You know, uh Dan, tell me if it feels this way to you. Uh you know, obviously, we’ve been talking about AI for a while. We’ve been talking about the big spending that we’ve been seeing for a while. But it felt there, especially when it came to sort of software names, but also even these names, like, was it actually real? Was it actually happening? Was it actually starting to bear fruit? And this feels like the quarter, maybe that is that tipping point, because not only are we hearing from these companies, we’re hearing from a lot of the enterprise software companies, the service nows of the world, for example, that are also using this stuff. So it feels like we maybe are getting to that point. What what do you think from your coverage?

05:33 Dan Howley

Yeah, Julie, I think you’re you’re totally right, right?
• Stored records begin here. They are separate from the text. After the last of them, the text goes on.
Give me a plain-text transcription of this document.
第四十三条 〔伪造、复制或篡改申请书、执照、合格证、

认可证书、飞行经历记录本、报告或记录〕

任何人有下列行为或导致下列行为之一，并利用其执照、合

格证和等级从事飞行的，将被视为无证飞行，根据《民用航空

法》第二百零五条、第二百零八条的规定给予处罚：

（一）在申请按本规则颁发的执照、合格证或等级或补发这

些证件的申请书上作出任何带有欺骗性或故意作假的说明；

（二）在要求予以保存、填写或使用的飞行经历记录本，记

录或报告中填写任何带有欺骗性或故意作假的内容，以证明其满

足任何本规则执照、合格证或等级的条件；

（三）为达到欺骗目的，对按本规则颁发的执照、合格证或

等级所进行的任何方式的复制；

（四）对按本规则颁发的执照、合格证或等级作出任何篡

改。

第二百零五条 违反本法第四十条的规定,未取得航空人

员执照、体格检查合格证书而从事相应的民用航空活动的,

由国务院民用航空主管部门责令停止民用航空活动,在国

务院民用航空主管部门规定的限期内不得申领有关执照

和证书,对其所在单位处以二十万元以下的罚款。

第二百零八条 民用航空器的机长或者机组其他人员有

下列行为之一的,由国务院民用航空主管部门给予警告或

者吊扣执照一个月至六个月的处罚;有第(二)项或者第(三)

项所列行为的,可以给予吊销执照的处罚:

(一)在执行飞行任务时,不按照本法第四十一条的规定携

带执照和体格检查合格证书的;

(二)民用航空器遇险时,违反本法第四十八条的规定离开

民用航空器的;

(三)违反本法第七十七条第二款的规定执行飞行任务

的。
I mean, you know, we were previously talking about how they’re, you know, plowing billions of dollars into these data centers, you know, springing up all around the country. Um you know, there’s been the obviously the conversation of, you know, how those impact neighbors in regions, the the electrical usage, the water usage. Uh those continue to be uh issues as well. But you know, on the on the revenue side, we’re we’re starting to see that kind of payoff, those those big build outs showing for them finally. Now, I think one of the things to point out is that for for something like an OpenAI, they’re getting a lot of that uh through consumers, right? Regular folks who are just going on and using uh OpenAI chat GPT. Uh but for the likes of Microsoft or uh Google, uh you know, that’s also going to be on the consumer side, but also in the enterprise side. Microsoft is really, you know, enterprise forward. And so they’re benefiting from from the enterprises at large. I think, you know, we we’ve kind of had the discussion before where in my mind, right now at least, the enterprise is where AI kind of makes sense the most. Uh you know, you have Apple being criticized for not having AI in their iPhone uh that’s up to snuff. I mean, are you going to buy an iPhone because of the software you never have? You know, you didn’t go out and buy it for Siri to begin with. You bought it because it had a better camera. So I don’t really know if that’s going to be, there’s going to be a moment where you say, cool, awesome software on this iPhone, got to go out and buy it now. You’re going to say, cool, it folds, or cool, it’s a lot thinner. I got to go out and buy it now. Or my battery stinks. I need a new one. Um so the consumer side is still kind of everybody in their their like little app silos, you know, you’re on your chat GPT, you’re on your Gemini. Right. But for the enterprise, I think that really is is what the big story is and that’s really where we’re starting to see this growth.